ECLI:NL:HR:2011:BR3062

Hoge Raad

Datum uitspraak
23 september 2011
Publicatiedatum
5 april 2013
Zaaknummer
11/01236
Instantie
Hoge Raad
Type
Uitspraak
Rechtsgebied
Civiel recht
Procedures
  • Cassatie
Vindplaatsen
  • Rechtspraak.nl
AI samenvatting door LexboostAutomatisch gegenereerd

Verzoek tot teruggeleiding van een minderjarige op basis van het Haags Kinderontvoeringsverdrag

In deze zaak heeft de Hoge Raad op 23 september 2011 uitspraak gedaan in een cassatieprocedure betreffende de teruggeleiding van een minderjarige. De vader, verzoeker tot cassatie, had beroep ingesteld tegen een beschikking van het gerechtshof te 's-Gravenhage, die op 9 maart 2011 was gegeven.

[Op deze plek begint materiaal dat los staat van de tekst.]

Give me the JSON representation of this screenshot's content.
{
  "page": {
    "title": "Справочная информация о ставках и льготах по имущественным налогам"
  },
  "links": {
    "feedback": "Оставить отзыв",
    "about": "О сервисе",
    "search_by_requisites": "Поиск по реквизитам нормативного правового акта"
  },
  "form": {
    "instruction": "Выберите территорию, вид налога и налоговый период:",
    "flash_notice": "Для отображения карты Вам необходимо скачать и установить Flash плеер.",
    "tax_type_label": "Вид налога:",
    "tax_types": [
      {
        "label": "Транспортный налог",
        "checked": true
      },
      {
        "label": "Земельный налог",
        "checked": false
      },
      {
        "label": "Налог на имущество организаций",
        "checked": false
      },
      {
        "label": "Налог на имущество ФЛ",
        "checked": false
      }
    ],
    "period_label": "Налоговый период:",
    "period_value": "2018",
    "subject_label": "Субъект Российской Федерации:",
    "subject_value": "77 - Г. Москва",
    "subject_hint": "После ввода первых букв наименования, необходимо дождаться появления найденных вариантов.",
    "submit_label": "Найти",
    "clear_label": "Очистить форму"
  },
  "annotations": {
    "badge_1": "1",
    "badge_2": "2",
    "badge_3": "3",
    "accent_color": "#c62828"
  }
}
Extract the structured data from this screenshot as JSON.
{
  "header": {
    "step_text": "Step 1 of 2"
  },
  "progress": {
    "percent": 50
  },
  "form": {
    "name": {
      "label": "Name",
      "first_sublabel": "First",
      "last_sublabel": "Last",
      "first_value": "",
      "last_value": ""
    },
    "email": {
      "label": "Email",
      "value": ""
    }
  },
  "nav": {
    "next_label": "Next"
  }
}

De Centrale Autoriteit, verweerder in cassatie, trad op namens de moeder, die in Frankrijk woonachtig is. De vader had eerder een verzoek ingediend tot teruggeleiding van de minderjarige op grond van artikel 12 van het Haags Kinderontvoeringsverdrag 1980. De Hoge Raad verwijst naar de eerdere beschikkingen van de rechtbank en het hof, waarin de feiten en het verloop van het geding zijn uiteengezet. De advocaat-generaal L. Strikwerda had geconcludeerd tot verwerping van het beroep, waarop de advocaat van de vader schriftelijk had gereageerd. De Hoge Raad oordeelde dat de klachten die in de cassatie zijn aangevoerd, niet tot cassatie konden leiden. Dit oordeel werd gemotiveerd door te stellen dat de klachten geen nadere motivering behoefden, aangezien zij niet nopen tot beantwoording van rechtsvragen die van belang zijn voor de rechtseenheid of de rechtsontwikkeling. De Hoge Raad heeft het beroep van de vader dan ook verworpen, en de beschikking is openbaar uitgesproken door raadsheer J.C. van Oven.

Uitspraak

23 september 2011
Eerste Kamer11/01236
DV/AS
Hoge Raad der Nederlanden
Beschikking
in de zaak van:
[De vader],
wonende te [woonplaats],
VERZOEKER tot cassatie,
advocaat: mr. P. Garretsen,
t e g e n
DE CENTRALE AUTORITEIT,
gevestigd te 's-Gravenhage,
mede optredend namens [de moeder],
wonende te [woonplaats], Frankrijk,
VERWEERSTER in cassatie,
niet verschenen.
Partijen zullen hierna ook worden aangeduid als de vader en de Centrale Autoriteit.
1. Het geding in feitelijke instanties
Voor het verloop van het geding in feitelijke instanties verwijst de Hoge Raad naar de navolgende stukken:
a. de beschikking in de zaak FA RK 10-8085 van de rechtbank 's-Gravenhage van 27 januari 2011;
b. de beschikking in de zaak 200.082.059/01 van het gerechtshof te 's-Gravenhage van 9 maart 2011.
De beschikking van het hof is aan deze beschikking gehecht.
2. Het geding in cassatie
Tegen de beschikking van het hof heeft de vader beroep in cassatie ingesteld. Het cassatierekest is aan deze beschikking gehecht en maakt daarvan deel uit.
De Centrale Autoriteit heeft geen verweerschrift ingediend.
De conclusie van de Advocaat-Generaal L. Strikwerda strekt tot verwerping van het beroep.
De advocaat van de vader heeft op 22 juli 2011 schriftelijk op die conclusie gereageerd.
3. Beoordeling van de middelen
De in de middelen aangevoerde klachten kunnen niet tot cassatie leiden. Zulks behoeft, gezien art. 81 RO, geen nadere motivering nu de klachten niet nopen tot beantwoording van rechtsvragen in het belang van de rechtseenheid of de rechtsontwikkeling.
4. Beslissing
De Hoge Raad verwerpt het beroep.
Deze beschikking is gegeven door de vice-president J.B. Fleers als voorzitter en de raadsheren A.M.J. van Buchem-Spapens, W.A.M. van Schendel, F.B. Bakels en C.A. Streefkerk, en in het openbaar uitgesproken door de raadsheer J.C. van Oven op 23 september 2011.